If ops fail or upstream data has changed within a job execution, the job may need to be re-run starting from a particular point. Dagster calls this process re-execution.

Imagine a machine learning job with three ops. The first op, training the model, is the most time and resource intensive. Then, we test the model, and build analyses on the results. Suppose that the job fails with the op that is testing the model. After fixing the root cause, we want to re-run our job. However, it would take much more time to create a new run of the job as we would have to repeat the first op. It would be more economical to start again from the second op, reusing the previous run's execution result for the first op.

With Dagster, the re-execution of parts of the job is grouped with the original run to make it easy to trace. The original job execution metadata is not overwritten, making re-execution a non-destructive operation.

Example#

Consider the following job which has three ops, one of which fails half of the time.

from dagster import in_process_executor, job, op


@op
def start():
    return 1


@op
def unreliable(num: int) -> int:
    failure_rate = 0.5
    if some_random_result() < failure_rate:
        raise Exception("blah")

    return num


@op
def end(_num: int):
    pass


@job(executor_def=in_process_executor)
def unreliable_job():
    end(unreliable(start()))

Although very simple, there are inputs and outputs passed between ops. With an IO manager, re-execution is able to handle inputs and outputs stored from the initial run.

To initiate a re-execution from an existing run, navigate to the run in Dagit and you can find the re-execution option on the top right of the interface.

Re-execution in Dagit#

Under the re-execution drop down, you will see multiple options. No matter which one you choose, the re-executed job is linked to the original run.

  • All Ops: Re-execute the job from scratch. This option is most relevant if you would like to associate runs together when testing jobs end-to-end.
  • Selected Op(s): Re-execute the selected op(s). Ops can be selected regardless of their op status. This option is most relevant if your job is large, and you know exactly which ops to execute. This can be done by clicking on the boxes in the gantt chart view.
  • From Selected: Re-execute the job downstream from the selected ops. This option is most relevant if a particular op fails, and your intent is to run all downstream ops regardless of op status. You are likely developing a single op, and want to make sure downstream ops work as expected.
  • From Failure: Re-execute the job, skipping ops completed successfully. This option is only enabled when the run has failed. You have likely fixed the failed op, and want to re-run the op and all downstream dependencies. Dagster will figure out the dependencies for you!

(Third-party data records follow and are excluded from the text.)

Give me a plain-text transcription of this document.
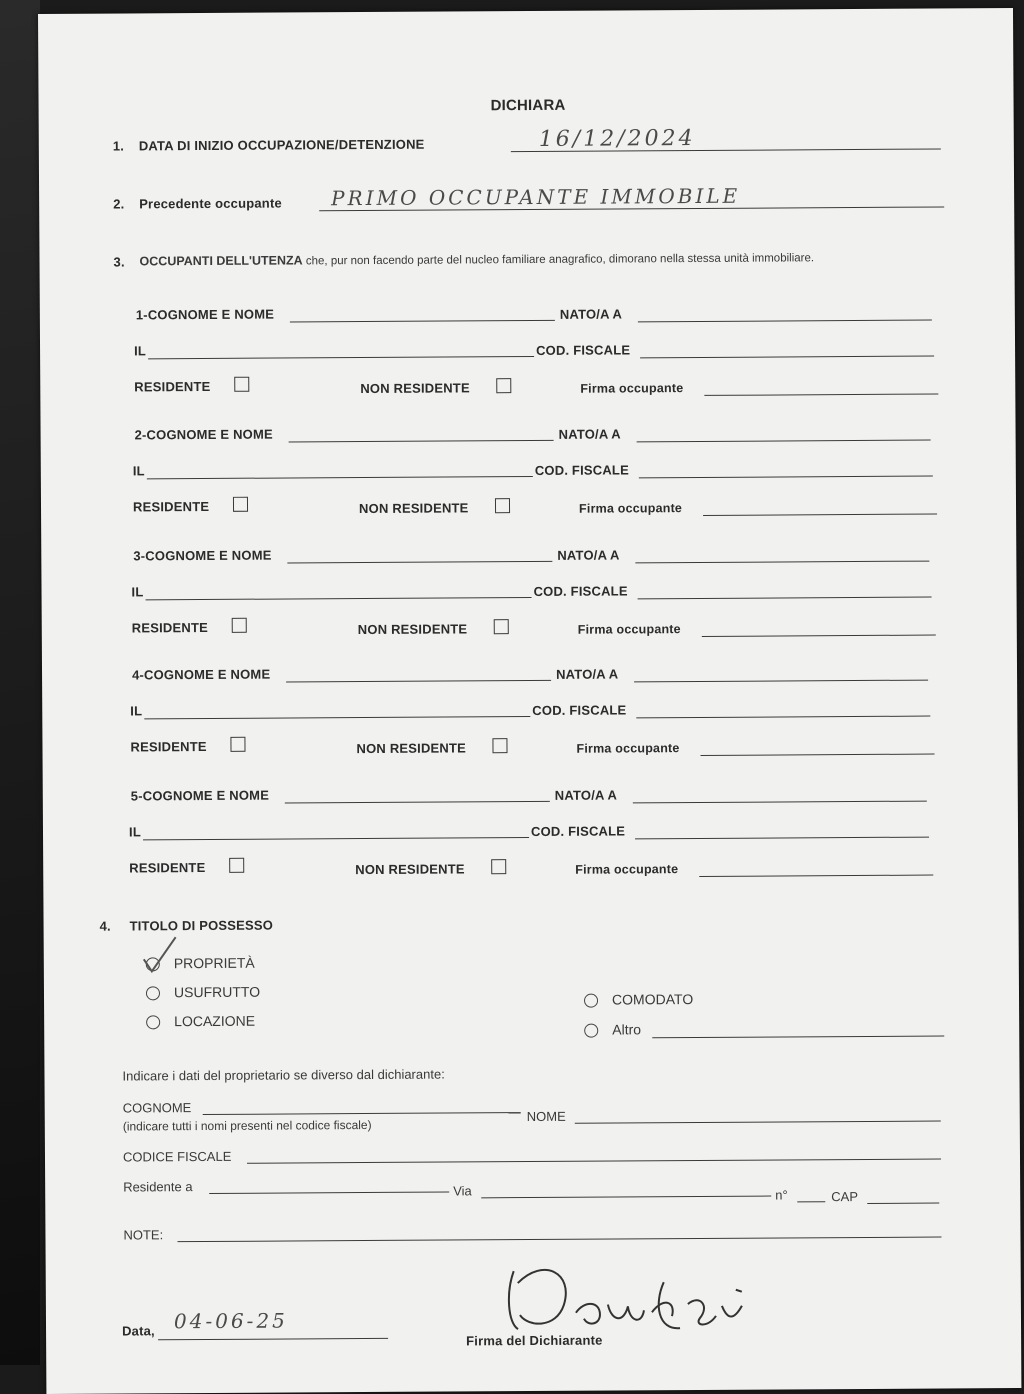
DICHIARA
1. DATA DI INIZIO OCCUPAZIONE/DETENZIONE	16/12/2024
2. Precedente occupante PRIMO OCCUPANTE IMMOBILE
3. OCCUPANTI DELL'UTENZA che, pur non facendo parte del nucleo familiare anagrafico, dimorano nella stessa unità immobiliare.
1-COGNOME E NOME	NATO/A A
IL	COD. FISCALE
RESIDENTE	NON RESIDENTE	Firma occupante
2-COGNOME E NOME	NATO/A A
IL	COD. FISCALE
RESIDENTE	NON RESIDENTE	Firma occupante
3-COGNOME E NOME	NATO/A A
IL	COD. FISCALE
RESIDENTE	NON RESIDENTE	Firma occupante
4-COGNOME E NOME	NATO/A A
IL	COD. FISCALE
RESIDENTE	NON RESIDENTE	Firma occupante
5-COGNOME E NOME	NATO/A A
IL	COD. FISCALE
RESIDENTE	NON RESIDENTE	Firma occupante
4. TITOLO DI POSSESSO
PROPRIETÀ
USUFRUTTO
LOCAZIONE
COMODATO
Altro
Indicare i dati del proprietario se diverso dal dichiarante:
COGNOME
NOME
(indicare tutti i nomi presenti nel codice fiscale)
CODICE FISCALE
Residente a	Via	n°	CAP
NOTE:
Data, 04-06-25
Firma del Dichiarante
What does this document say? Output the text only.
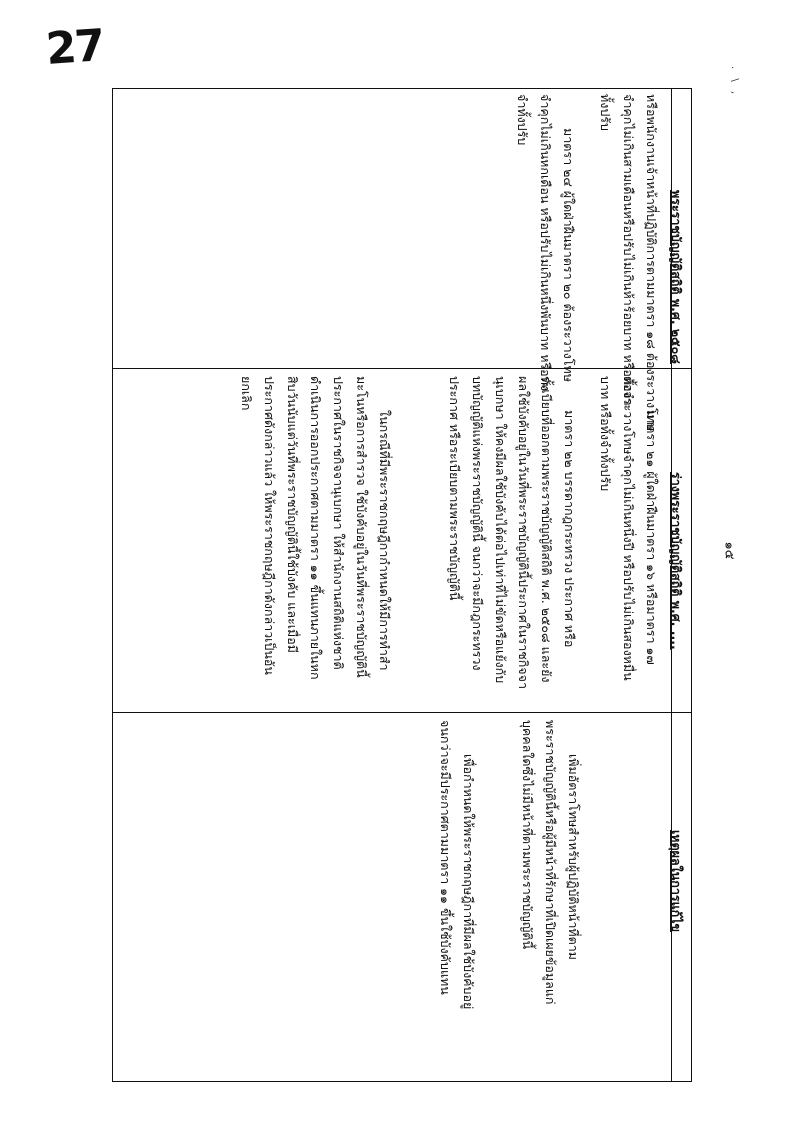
27
. \ ,
๑๕
พระราชบัญญัติสถิติ พ.ศ. ๒๕๐๘
ร่างพระราชบัญญัติสถิติ พ.ศ. ....
เหตุผลในการแก้ไข
หรือพนักงานเจ้าหน้าที่ปฏิบัติการตามมาตรา ๑๘ ต้องระวางโทษ
จำคุกไม่เกินสามเดือนหรือปรับไม่เกินห้าร้อยบาท หรือทั้งจำ
ทั้งปรับ
มาตรา ๒๔ ผู้ใดฝ่าฝืนมาตรา ๒๐ ต้องระวางโทษ
จำคุกไม่เกินหกเดือน หรือปรับไม่เกินหนึ่งพันบาท หรือทั้ง
จำทั้งปรับ
มาตรา ๒๑ ผู้ใดฝ่าฝืนมาตรา ๑๖ หรือมาตรา ๑๗
ต้องระวางโทษจำคุกไม่เกินหนึ่งปี หรือปรับไม่เกินสองหมื่น
บาท หรือทั้งจำทั้งปรับ
มาตรา ๒๒ บรรดากฎกระทรวง ประกาศ หรือ
ระเบียบที่ออกตามพระราชบัญญัติสถิติ พ.ศ. ๒๕๐๘ และยัง
ผลใช้บังคับอยู่ในวันที่พระราชบัญญัตินี้ประกาศในราชกิจจา
นุเบกษา ให้คงมีผลใช้บังคับได้ต่อไปเท่าที่ไม่ขัดหรือแย้งกับ
บทบัญญัติแห่งพระราชบัญญัตินี้ จนกว่าจะมีกฎกระทรวง
ประกาศ หรือระเบียบตามพระราชบัญญัตินี้
ในกรณีที่มีพระราชกฤษฎีกากำหนดให้มีการทำสำ
มะโนหรือการสำรวจ ใช้บังคับอยู่ในวันที่พระราชบัญญัตินี้
ประกาศในราชกิจจานุเบกษา ให้สำนักงานสถิติแห่งชาติ
ดำเนินการออกประกาศตามมาตรา ๑๑ ขึ้นแทนภายในหก
สิบวันนับแต่วันที่พระราชบัญญัตินี้ใช้บังคับ และเมื่อมี
ประกาศดังกล่าวแล้ว ให้พระราชกฤษฎีกาดังกล่าวเป็นอัน
ยกเลิก
เพิ่มอัตราโทษสำหรับผู้ปฏิบัติหน้าที่ตาม
พระราชบัญญัตินี้หรือผู้มีหน้าที่รักษาที่เปิดเผยข้อมูลแก่
บุคคลใดซึ่งไม่มีหน้าที่ตามพระราชบัญญัตินี้
เพื่อกำหนดให้พระราชกฤษฎีกาที่มีผลใช้บังคับอยู่
จนกว่าจะมีประกาศตามมาตรา ๑๑ ขึ้นใช้บังคับแทน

In the above example, re-executing from failure would make sense as the failed task has a 50% chance of succeeding on the next run.

If the run succeeded but the underlying code changed, running specific ops to test the differences would be more relevant.

Selecting Ops#

Within Dagit, a single or multiple ops may be selected simply by clicking them with the mouse. Alternatively, you can use the subset selector and specify your desired op names to re-run.

Re-execution using Python APIs#

Re-execution can be triggered via the API as well.

NameDescription
execute_jobExecute a dagster job synchronously from python.
ReexecutionOptionsConfiguration to provide to execute_job allowing for reexecution from a previous dagster run.

Again, let's revist the job unreliable_job, which has a op named unreliable.

from dagster import DagsterInstance, ReexecutionOptions, execute_job, reconstructable
from docs_snippets.guides.dagster.reexecution.unreliable_job import unreliable_job

instance = DagsterInstance.ephemeral()

# Initial execution
initial_result = execute_job(reconstructable(unreliable_job), instance=instance)

if not initial_result.success:
    options = ReexecutionOptions.from_failure(initial_result.run_id, instance)
    # re-execute the entire job
    from_failure_result = execute_job(
        reconstructable(unreliable_job), instance=instance, reexecution_options=options
    )

Using Dagster's API, you can programmatically trigger both an execution and a reexecution. Upon an initial run failing, you may want to re-trigger a run from the point of failure, as shown above. Similarly, you can trigger a re-execution of selected ops or from a particular point.

# re-execute the job, but only the "unreliable" op and all its descendents
options = ReexecutionOptions(
    parent_run_id=initial_result.run_id, step_selection=["unreliable*"]
)
result = execute_job(
    reconstructable(unreliable_job),
    instance=instance,
    reexecution_options=options,
)

The step_selection input is configurable, with syntax further documented in the API docs for ReexecutionOptions.